这是一个很有趣的问题,很多人觉得有了 AI 之后是不需要学习,因为 AI 可以帮助他解决大部分问题,但是如果你已经使用过一段时间 AI,或者说你正在使用 vibe coding ,那么你的实际体验会告诉你,你需要学习,甚至比之前了解更多。
实际上有了 AI 之后,在某些方面我们确实不大需要去认真学习了,比如各种框架的 API ,因为 AI 总能找到合适的 API 来实现需求。
但是于此而言,作为使用者,我们需要去了解如何使用 AI ,甚至需要知道有什么技术框架,如何组织这种技术框架才能完成我们的需求。
相信大家应该都看过不少 AI 的营销广告,稍微输入几句话,就可以得到精美的页面,甚至完成一键部署,就像是曾经的精美页游广告,但是当自己进入游戏后才发现,为什么我的 AI 并没有想象中聪明?

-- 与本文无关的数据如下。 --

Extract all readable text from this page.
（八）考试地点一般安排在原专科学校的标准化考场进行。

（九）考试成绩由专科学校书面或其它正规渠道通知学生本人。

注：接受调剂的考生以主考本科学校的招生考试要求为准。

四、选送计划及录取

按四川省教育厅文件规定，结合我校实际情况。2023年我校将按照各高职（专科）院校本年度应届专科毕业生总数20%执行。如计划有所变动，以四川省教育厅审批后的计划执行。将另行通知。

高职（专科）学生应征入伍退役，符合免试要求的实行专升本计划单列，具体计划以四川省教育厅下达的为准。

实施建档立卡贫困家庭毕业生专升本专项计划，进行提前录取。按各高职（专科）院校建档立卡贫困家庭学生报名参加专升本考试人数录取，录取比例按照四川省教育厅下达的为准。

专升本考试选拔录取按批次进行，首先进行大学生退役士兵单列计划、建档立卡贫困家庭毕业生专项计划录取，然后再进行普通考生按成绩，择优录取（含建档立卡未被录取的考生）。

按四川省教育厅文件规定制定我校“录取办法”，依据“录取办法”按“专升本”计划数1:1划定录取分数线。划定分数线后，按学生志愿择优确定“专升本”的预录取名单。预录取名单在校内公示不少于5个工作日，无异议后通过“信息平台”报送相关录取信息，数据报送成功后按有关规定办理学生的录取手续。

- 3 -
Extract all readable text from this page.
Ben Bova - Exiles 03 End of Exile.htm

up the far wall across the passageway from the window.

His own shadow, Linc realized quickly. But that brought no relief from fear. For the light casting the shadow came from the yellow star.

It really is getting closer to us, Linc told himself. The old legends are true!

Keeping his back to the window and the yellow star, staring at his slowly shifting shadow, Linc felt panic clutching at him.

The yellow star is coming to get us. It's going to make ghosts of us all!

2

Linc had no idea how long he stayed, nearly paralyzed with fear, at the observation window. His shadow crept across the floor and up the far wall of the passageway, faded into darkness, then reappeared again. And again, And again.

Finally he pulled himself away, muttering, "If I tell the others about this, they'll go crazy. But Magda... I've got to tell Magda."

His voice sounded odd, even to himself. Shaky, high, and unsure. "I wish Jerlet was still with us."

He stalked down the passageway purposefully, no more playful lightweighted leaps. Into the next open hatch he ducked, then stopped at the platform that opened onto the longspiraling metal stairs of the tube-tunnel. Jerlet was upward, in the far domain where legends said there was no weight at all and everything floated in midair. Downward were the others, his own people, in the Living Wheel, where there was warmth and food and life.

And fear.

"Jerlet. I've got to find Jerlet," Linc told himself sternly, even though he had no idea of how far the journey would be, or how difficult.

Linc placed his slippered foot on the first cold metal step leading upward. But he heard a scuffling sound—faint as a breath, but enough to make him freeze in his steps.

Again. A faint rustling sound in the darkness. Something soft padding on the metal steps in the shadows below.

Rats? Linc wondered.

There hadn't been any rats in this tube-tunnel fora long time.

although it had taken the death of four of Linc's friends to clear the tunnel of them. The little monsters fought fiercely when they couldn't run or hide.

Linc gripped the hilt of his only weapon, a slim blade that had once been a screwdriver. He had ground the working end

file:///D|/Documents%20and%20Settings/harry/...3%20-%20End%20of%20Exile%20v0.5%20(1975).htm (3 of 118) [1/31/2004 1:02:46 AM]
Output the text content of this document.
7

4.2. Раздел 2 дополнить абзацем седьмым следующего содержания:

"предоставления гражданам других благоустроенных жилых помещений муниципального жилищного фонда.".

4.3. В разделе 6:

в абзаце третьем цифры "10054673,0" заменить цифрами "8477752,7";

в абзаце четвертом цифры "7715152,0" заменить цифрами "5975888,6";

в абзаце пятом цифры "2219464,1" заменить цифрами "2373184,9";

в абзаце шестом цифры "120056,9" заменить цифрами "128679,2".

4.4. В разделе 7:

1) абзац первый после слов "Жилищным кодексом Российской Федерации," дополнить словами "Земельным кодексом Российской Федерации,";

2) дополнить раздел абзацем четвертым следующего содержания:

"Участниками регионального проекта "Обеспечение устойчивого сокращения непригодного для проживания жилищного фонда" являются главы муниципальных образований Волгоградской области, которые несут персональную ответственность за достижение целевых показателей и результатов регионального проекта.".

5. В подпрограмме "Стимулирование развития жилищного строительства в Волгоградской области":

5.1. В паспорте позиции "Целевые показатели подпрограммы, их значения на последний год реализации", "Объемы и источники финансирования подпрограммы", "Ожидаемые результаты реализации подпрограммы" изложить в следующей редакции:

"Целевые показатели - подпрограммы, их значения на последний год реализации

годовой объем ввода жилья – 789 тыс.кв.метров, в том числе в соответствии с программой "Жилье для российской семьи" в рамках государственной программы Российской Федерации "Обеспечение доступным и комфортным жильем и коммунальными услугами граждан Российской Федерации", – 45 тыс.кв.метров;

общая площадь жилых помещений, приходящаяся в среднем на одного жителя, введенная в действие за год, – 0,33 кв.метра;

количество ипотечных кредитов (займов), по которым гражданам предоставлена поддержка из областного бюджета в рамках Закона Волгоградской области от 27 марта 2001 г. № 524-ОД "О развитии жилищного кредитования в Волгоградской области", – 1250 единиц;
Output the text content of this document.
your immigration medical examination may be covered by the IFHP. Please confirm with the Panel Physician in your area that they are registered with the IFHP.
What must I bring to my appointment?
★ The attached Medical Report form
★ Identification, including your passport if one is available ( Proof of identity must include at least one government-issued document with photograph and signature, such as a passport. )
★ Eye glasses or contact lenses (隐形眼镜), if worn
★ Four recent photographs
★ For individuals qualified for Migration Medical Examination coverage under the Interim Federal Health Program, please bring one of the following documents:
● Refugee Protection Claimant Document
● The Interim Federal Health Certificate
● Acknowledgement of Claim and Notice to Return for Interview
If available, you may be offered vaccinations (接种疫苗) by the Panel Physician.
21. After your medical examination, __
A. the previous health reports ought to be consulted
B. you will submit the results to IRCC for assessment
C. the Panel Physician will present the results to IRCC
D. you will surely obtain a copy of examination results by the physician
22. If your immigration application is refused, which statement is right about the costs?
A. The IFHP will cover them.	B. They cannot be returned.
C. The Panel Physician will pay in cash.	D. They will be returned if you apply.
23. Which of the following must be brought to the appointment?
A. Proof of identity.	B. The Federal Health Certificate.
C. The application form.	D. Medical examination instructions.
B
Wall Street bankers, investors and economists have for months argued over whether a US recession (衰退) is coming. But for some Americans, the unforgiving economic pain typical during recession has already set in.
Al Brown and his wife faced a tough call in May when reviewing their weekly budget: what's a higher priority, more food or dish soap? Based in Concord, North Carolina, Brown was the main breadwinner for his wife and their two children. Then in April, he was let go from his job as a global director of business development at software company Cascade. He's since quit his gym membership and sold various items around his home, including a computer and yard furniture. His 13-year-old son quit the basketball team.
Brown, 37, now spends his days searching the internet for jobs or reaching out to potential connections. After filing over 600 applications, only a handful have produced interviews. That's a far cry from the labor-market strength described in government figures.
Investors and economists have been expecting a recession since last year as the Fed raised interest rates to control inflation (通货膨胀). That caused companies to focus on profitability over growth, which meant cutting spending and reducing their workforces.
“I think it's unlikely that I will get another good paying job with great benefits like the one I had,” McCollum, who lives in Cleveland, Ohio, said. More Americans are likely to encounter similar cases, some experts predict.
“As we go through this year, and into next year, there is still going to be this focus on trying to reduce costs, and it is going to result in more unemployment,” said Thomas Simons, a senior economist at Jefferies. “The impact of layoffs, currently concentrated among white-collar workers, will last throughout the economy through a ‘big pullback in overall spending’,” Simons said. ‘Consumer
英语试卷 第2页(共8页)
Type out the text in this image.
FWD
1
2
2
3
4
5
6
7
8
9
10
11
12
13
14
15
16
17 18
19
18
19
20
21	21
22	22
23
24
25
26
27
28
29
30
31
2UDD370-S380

首先第一点就是,现阶段的 AI 确实不够聪明,很多时候你看到的精美 AI 营销内容,不外乎两种情况:
-
可远观而不可亵玩的展示品 ,营销里的都会经过无数次尝试后给出的结果,而这个输出看似精美,但是实际根本不能用,那只是一个 Demo ,初见时美若天仙,但是如果你走近打开灯光,就会发现根本不能用:
-
专业的 vibe coding 大佬们通过各种详尽的规则,让 AI 的智商在当前项目得到了提升。
是的,用好 vibe coding 并不是一件简单的事情,在 vibe coding 领域,给一个项目写 rule 是一件非常耗时的过程,这也是为什么在今年 2025 的 stackoverflow 调查里, 为什么有 72% 的开发者对于完全使用 vibe code 不要放心:

因为如果要用好 AI ,你就需要学会配置各种 rule ,但是配置 rule 的时间,大概率你已经把需求写完了,这样是目前 vibe coding 的现状。
你觉得 AI 不好用,因为你没花费时间去调试规则和提示词,都是大家都是同个模型,为什么你用的和他的不一样,大多数原因就在于这里。
这么说可能不明显,在 AI 画图领域比代码更明显,因为画图是直接输出成果,不像代码这种中间过程,如果要你在 ChatGPT 画出这种图,你会用怎么做?

我们来看官方的提示词:
创建一个超现实的3D构图,其中独立的岩石块组合成【主题】。风格:破碎板岩 + 砂岩碎片,每个部分明显分离,留有微小间隙;经过雕琢的边缘,可见的石纹。外观:极简的米白色背景,柔和的自左上方向下的工作室灯光,细腻的阴影,暗板岩中点缀着微暖的赭色色调。构图:居中,整洁,正面视角。添加几片微小碎片以增加深度。无文字,无额外道具。格式:【比例】。使各部分清晰分离且易于辨识。
可以看到,这里面都是细节,你需要告诉 AI :
- 风格:破碎板岩 + 砂岩碎片
- 每个部分明显分离,留有微小间隙
- 可见的石纹
- 灯光规则
- 各种色调
- 构图方式
- 地面细节
- ····
也许看起来是短短一段话,但是如果你没有专业知识打底,事实上你很难调试出这样一个图生图的效果,这其实在编程领域也是一样。
举一个另外很有趣的误区,那就是问模型它自己叫啥,然后发现好像和自己用的不一致,然后觉得自己被骗了,这其实也是幻觉所致,因为从训练的角度看,训练 Claude4 的时候,互联网语料还没有 Claude4 这个东西,不管是 Trae 还是 Cursor 都会出现这个问题,而官方之所以能正确,是在系统提示词方面增加了配置。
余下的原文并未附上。